Это поразительное признание; не то чтобы готовясь встретить смертный час, он прощал кому-нибудь обиды; нет, перебрав год за годом всю свою жизнь, он сомневается: были ли по отношению к нему всегда истинные несправедливости!

«10 мая, в воскресенье, у Евграфа сделалась астма. Два доктора определили ее желудочное происхождение. Он задыхался, как рыба на суше, два дня» (из дневника Людмилы Васильевны).

«Вскоре он заболел воспалением легких. При нем поочередно дежурили его ученики. У него был сильный жар, и он сильно метался. Я удивлялся даже, как он при таком истощении мог делать такие порывистые движения. Он бредил» (из воспоминаний Ашпелеса).

Иногда он успокаивался и лежал неподвижно с закрытыми глазами, вытянув руки поверх одеяла.

«Его чудная, требующая скульптуры голова, его музыкальные руки…» (из дневника Л. В.).

«Он бредил тем, чем жил в своей жизни, — строением молекул. Я очень жалел, что не записал его бред. Может быть, он говорил и очень интересные вещи» (из воспоминаний Аншелеса).
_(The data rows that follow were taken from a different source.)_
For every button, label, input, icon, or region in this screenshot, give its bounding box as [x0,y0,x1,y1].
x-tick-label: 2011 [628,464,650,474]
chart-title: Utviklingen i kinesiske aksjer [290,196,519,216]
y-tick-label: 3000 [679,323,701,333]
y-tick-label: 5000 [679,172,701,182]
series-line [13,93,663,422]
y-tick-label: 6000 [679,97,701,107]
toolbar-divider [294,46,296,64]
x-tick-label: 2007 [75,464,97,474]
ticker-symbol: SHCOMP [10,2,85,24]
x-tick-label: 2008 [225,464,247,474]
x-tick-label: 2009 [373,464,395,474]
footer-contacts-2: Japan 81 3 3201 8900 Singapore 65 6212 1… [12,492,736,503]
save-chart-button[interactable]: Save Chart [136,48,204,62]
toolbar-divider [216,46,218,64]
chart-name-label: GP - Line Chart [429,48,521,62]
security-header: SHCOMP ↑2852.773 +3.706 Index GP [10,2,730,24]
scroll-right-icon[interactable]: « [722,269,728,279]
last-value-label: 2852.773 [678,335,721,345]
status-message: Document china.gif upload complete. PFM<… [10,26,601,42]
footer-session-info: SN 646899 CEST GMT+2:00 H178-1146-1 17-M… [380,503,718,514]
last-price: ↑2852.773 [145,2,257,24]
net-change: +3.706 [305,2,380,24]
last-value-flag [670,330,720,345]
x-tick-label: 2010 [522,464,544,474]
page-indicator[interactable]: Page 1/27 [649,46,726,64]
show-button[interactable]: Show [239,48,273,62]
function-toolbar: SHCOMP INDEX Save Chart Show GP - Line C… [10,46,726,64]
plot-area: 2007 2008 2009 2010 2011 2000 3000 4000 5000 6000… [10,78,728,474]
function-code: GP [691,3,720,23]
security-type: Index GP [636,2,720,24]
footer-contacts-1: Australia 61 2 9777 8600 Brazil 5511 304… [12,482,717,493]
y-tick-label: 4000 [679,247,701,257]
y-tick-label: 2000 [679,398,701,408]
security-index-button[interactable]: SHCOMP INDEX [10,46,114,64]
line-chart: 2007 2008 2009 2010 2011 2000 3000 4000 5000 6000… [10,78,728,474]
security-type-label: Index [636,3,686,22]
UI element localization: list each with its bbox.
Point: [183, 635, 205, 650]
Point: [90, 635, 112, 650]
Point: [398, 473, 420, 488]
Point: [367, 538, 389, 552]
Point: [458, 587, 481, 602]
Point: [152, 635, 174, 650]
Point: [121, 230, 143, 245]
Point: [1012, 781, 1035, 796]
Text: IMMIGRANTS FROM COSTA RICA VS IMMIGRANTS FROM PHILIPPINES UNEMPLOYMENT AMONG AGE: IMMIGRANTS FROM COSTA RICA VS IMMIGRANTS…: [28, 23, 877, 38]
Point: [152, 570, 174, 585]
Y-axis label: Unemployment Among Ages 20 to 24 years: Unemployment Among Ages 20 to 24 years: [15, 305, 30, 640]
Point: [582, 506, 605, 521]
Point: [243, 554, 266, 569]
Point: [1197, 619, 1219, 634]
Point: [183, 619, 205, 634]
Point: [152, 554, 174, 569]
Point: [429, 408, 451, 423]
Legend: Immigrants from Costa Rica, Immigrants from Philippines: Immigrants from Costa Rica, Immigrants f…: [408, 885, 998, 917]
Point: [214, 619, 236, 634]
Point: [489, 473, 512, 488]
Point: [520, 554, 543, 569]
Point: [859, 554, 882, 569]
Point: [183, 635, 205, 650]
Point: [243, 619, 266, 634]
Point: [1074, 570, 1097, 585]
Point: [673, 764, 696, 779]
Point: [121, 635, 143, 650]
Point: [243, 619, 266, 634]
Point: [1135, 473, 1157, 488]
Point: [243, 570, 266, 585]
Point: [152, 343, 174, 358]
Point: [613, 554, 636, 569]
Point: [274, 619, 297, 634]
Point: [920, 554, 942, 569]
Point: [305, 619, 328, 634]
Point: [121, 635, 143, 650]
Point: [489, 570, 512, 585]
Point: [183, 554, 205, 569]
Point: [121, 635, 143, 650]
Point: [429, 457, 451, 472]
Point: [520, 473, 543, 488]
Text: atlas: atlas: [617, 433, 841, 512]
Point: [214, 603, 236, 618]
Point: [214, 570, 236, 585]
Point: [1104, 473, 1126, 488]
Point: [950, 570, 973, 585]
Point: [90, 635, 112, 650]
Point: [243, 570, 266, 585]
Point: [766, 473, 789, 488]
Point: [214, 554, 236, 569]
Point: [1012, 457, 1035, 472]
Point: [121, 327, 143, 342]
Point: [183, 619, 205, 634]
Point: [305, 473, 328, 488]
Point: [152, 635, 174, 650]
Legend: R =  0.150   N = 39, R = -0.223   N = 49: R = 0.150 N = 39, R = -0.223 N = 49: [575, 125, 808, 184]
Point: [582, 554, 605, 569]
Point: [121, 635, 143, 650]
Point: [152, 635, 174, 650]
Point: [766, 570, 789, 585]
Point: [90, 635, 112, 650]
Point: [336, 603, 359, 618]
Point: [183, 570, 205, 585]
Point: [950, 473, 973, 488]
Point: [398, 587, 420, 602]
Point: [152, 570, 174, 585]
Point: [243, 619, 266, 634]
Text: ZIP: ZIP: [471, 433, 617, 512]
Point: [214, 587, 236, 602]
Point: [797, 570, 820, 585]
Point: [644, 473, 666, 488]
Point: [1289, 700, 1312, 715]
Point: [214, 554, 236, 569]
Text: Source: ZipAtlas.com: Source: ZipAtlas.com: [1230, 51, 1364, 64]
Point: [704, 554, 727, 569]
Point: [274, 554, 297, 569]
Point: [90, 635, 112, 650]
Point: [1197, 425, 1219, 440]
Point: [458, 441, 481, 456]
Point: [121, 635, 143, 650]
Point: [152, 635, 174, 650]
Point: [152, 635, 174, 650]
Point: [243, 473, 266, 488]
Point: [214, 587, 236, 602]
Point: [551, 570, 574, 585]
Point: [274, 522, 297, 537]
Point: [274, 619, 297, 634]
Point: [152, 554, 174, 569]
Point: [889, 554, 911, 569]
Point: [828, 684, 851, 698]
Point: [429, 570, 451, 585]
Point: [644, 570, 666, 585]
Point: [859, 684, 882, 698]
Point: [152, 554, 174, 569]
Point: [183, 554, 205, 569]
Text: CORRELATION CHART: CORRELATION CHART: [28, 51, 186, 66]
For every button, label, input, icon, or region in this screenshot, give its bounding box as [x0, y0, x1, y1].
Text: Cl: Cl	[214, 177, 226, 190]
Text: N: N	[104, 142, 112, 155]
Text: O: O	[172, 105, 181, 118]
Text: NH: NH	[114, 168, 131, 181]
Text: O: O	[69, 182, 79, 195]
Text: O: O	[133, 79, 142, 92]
«21 мая… что-то хотел сказать, но стал неспокоен; ворочая головой, все повторял: «А всем… А всем». А к семи его не стало. Он умер тихо, точно задремал».

Принесли белый некрашеный гроб. Отпевание было в институтской церкви.

«Идеже несть болезни, печали и воздыхания, но жизнь бесконечная…»

«Хоронили 24 мая в чудный солнечный день».

«За гробом шли сотни людей» (Аншелес).

На другой день в Минералогическом обществе было траурное заседание, выступали Ферсман, Болдырев, Карпинский…

Сразу после него сын увез Людмилу Васильевну к себе в Павловск.

Федоров являлся ей каждую ночь и внятно произносил: «Зови меня всегда, когда будет трудно».

ЭПИЛОГ: ВМЕСТО ПРОЩАНИЯ

Траурная речь Ферсмана в Минералогическом обществе сама по себе стала событием, о котором говорили; современник назвал ее «столько же прощальной, сколько напутственной тем, кто оставался жив». Почему заседание, посвященное памяти человека, ведшего последние десять лет уединенный образ жизни, собрало «всех, кто еще оставался жив» (подразумеваются кристаллографы и минералоги), а за гробом его «шли сотни людей», истощенных, едва волочивших ноги, вопрос этот может на первый взгляд озадачить.

И почему речь Ферсмана (ее поместила на своих страницах «Природа» № 6–9, 1919 год) произвела такое впечатление — не сразу тоже догадаешься. Правда, она своеобразно окрашена хмурой торжественностью слога… О самом покойном вроде бы не сказано такого, что было бы для собравшихся в новинку.